Os setores revolucionários conseguiram imprimir tamanha intensidade à luta nas ruas que mesmo os reformistas foram compelidos a aderir às manifestações. Contudo, guiadas por uma tática oportunista de reconciliação com a burguesia, limitada à sangria eleitoral de Bolsonaro, as forças predominantes no movimento de massas foram incapazes de travar a luta pelo impeachment de modo consistente e com independência de classe. Mesmo assim, as manifestações contribuíram para ampliar o isolamento nacional e internacional de Bolsonaro, cujos reflexos se expressam na perda de popularidade do governo.
O XVI Congresso, cujas teses políticas começaram a ser debatidas pelo conjunto da militância em 2019, em virtude da pandemia da Covid-19, somente pôde ser concluído, em São Paulo, em outubro/novembro de 2021. O Congresso reafirma a necessidade de o PCB enraizar-se junto ao proletariado, construindo-se como organização revolucionária de acordo com a vida real da população, presente em todos os organismos vivos da sociedade. As lutas contra a exploração, contra os monopólios econômicos e financeiros e contra o latifúndio são essencialmente lutas anticapitalistas, dado que o grande capital exerce seu domínio em todas as esferas da vida social e que as lutas de resistência de trabalhadores e trabalhadoras na defesa dos direitos e salários, por educação e saúde públicas, moradia, direitos previdenciários, mobilidade urbana, as lutas no campo, as reivindicações por acesso à informação e aos bens culturais e ao lazer se chocam com a lógica privada e do mercado. As lutas anticapitalistas se unem à luta contra o imperialismo, pois o sistema capitalista brasileiro está associado aos centros imperialistas mundiais, e a burguesia brasileira é parte integrante e aliada do imperialismo e de seus interesses no Brasil.

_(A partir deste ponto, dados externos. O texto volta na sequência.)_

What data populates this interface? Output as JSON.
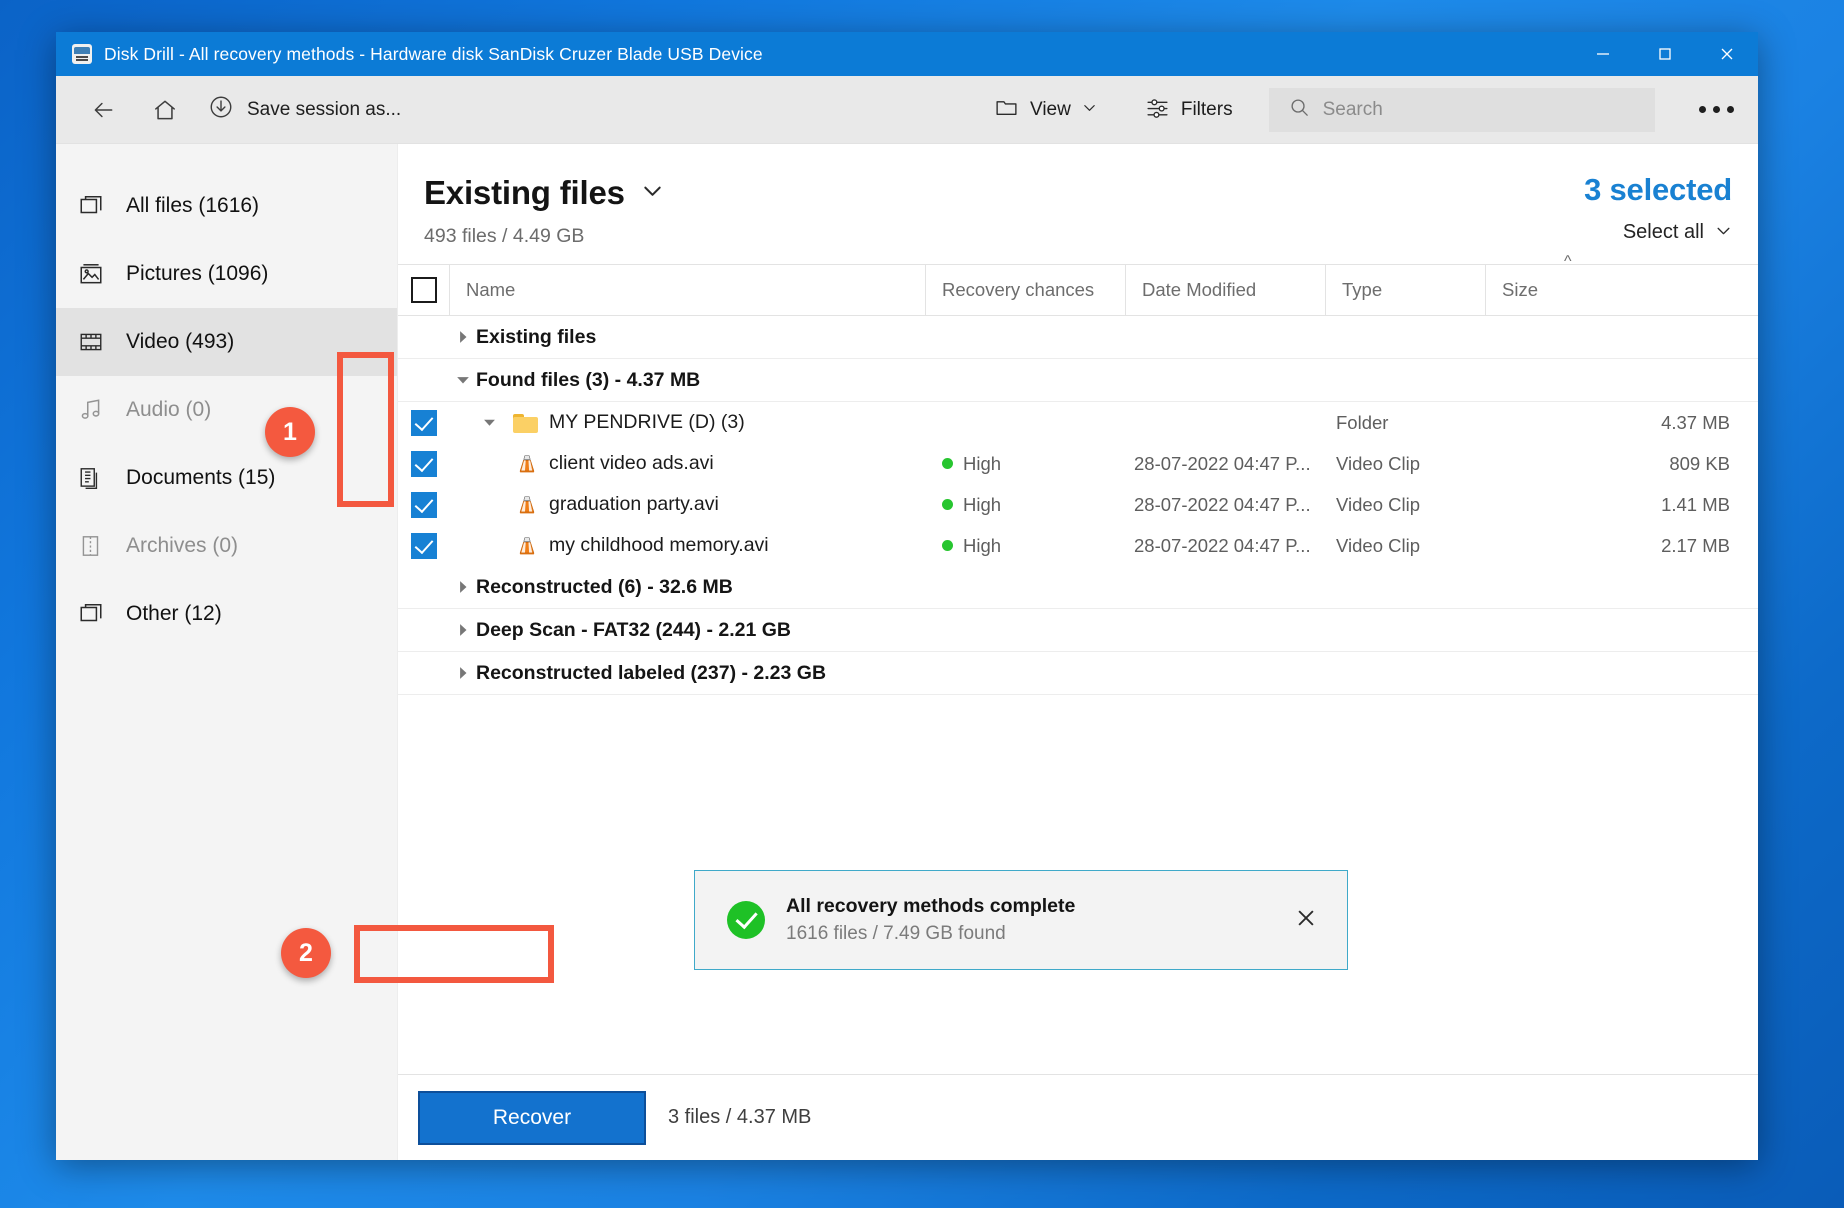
{
  "window": {
    "title": "Disk Drill - All recovery methods - Hardware disk SanDisk Cruzer Blade USB Device",
    "app_icon": "disk-drill-icon",
    "controls": {
      "minimize": "minimize-icon",
      "maximize": "maximize-icon",
      "close": "close-icon"
    },
    "titlebar_color": "#0c7bd6"
  },
  "toolbar": {
    "back": "back-arrow-icon",
    "home": "home-icon",
    "save_session_icon": "download-arrow-icon",
    "save_session_label": "Save session as...",
    "view_icon": "folder-icon",
    "view_label": "View",
    "view_chevron": "chevron-down-icon",
    "filters_icon": "sliders-icon",
    "filters_label": "Filters",
    "search_icon": "search-icon",
    "search_placeholder": "Search",
    "search_value": "",
    "overflow_label": "more-options-icon"
  },
  "sidebar": {
    "items": [
      {
        "label": "All files (1616)",
        "icon": "files-icon",
        "active": false,
        "disabled": false
      },
      {
        "label": "Pictures (1096)",
        "icon": "picture-icon",
        "active": false,
        "disabled": false
      },
      {
        "label": "Video (493)",
        "icon": "film-icon",
        "active": true,
        "disabled": false
      },
      {
        "label": "Audio (0)",
        "icon": "music-note-icon",
        "active": false,
        "disabled": true
      },
      {
        "label": "Documents (15)",
        "icon": "document-icon",
        "active": false,
        "disabled": false
      },
      {
        "label": "Archives (0)",
        "icon": "archive-icon",
        "active": false,
        "disabled": true
      },
      {
        "label": "Other (12)",
        "icon": "files-icon",
        "active": false,
        "disabled": false
      }
    ]
  },
  "content_header": {
    "title": "Existing files",
    "title_chevron": "chevron-down-icon",
    "subtitle": "493 files / 4.49 GB",
    "selected_count": "3 selected",
    "selected_color": "#1981d2",
    "select_all_label": "Select all",
    "select_all_chevron": "chevron-down-icon"
  },
  "table": {
    "header_checkbox_checked": false,
    "columns": [
      "Name",
      "Recovery chances",
      "Date Modified",
      "Type",
      "Size"
    ],
    "sort_caret": "^",
    "sorted_column": "Size",
    "rows": [
      {
        "kind": "group",
        "twisty": "collapsed",
        "indent": 0,
        "name": "Existing files",
        "checkbox": null,
        "recovery": "",
        "date": "",
        "type": "",
        "size": ""
      },
      {
        "kind": "group",
        "twisty": "expanded",
        "indent": 0,
        "name": "Found files (3) - 4.37 MB",
        "checkbox": null,
        "recovery": "",
        "date": "",
        "type": "",
        "size": ""
      },
      {
        "kind": "folder",
        "twisty": "expanded",
        "indent": 1,
        "name": "MY PENDRIVE (D) (3)",
        "checkbox": "checked",
        "icon": "folder-icon",
        "recovery": "",
        "date": "",
        "type": "Folder",
        "size": "4.37 MB"
      },
      {
        "kind": "file",
        "twisty": "none",
        "indent": 2,
        "name": "client video ads.avi",
        "checkbox": "checked",
        "icon": "vlc-cone-icon",
        "recovery": "High",
        "date": "28-07-2022 04:47 P...",
        "type": "Video Clip",
        "size": "809 KB"
      },
      {
        "kind": "file",
        "twisty": "none",
        "indent": 2,
        "name": "graduation party.avi",
        "checkbox": "checked",
        "icon": "vlc-cone-icon",
        "recovery": "High",
        "date": "28-07-2022 04:47 P...",
        "type": "Video Clip",
        "size": "1.41 MB"
      },
      {
        "kind": "file",
        "twisty": "none",
        "indent": 2,
        "name": "my childhood memory.avi",
        "checkbox": "checked",
        "icon": "vlc-cone-icon",
        "recovery": "High",
        "date": "28-07-2022 04:47 P...",
        "type": "Video Clip",
        "size": "2.17 MB"
      },
      {
        "kind": "group",
        "twisty": "collapsed",
        "indent": 0,
        "name": "Reconstructed (6) - 32.6 MB",
        "checkbox": null,
        "recovery": "",
        "date": "",
        "type": "",
        "size": ""
      },
      {
        "kind": "group",
        "twisty": "collapsed",
        "indent": 0,
        "name": "Deep Scan - FAT32 (244) - 2.21 GB",
        "checkbox": null,
        "recovery": "",
        "date": "",
        "type": "",
        "size": ""
      },
      {
        "kind": "group",
        "twisty": "collapsed",
        "indent": 0,
        "name": "Reconstructed labeled (237) - 2.23 GB",
        "checkbox": null,
        "recovery": "",
        "date": "",
        "type": "",
        "size": ""
      }
    ],
    "recovery_dot_color": "#27c52f"
  },
  "toast": {
    "icon": "success-check-icon",
    "title": "All recovery methods complete",
    "subtitle": "1616 files / 7.49 GB found",
    "close_icon": "close-icon",
    "border_color": "#3fa9c9",
    "icon_color": "#1ec126"
  },
  "footer": {
    "recover_label": "Recover",
    "recover_color": "#1372ce",
    "info": "3 files / 4.37 MB"
  },
  "annotations": {
    "badges": [
      {
        "label": "1",
        "color": "#f4593f"
      },
      {
        "label": "2",
        "color": "#f4593f"
      }
    ],
    "highlight_color": "#f3583f"
  }
}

A Declaração Política elaborada pelo Comitê Central eleito no XVI Congresso afirma:
“O PCB completará 100 anos de existência em 2022. O XVI Congresso do PCB reafirma o seu compromisso com a revolução brasileira e com a construção do socialismo em nosso país, na perspectiva da sociedade comunista. Lutaremos com todos os meios possíveis para a derrota da hegemonia burguesa no Brasil, pela socialização dos meios de produção e o controle do poder popular, como forma de criar a sociedade da igualdade, da fraternidade, da solidariedade, da abundância para todos e da felicidade humana: a sociedade comunista!
Viva a revolução brasileira e o socialismo!
Viva o internacionalismo proletário!
Viva o Partido Comunista Brasileiro!”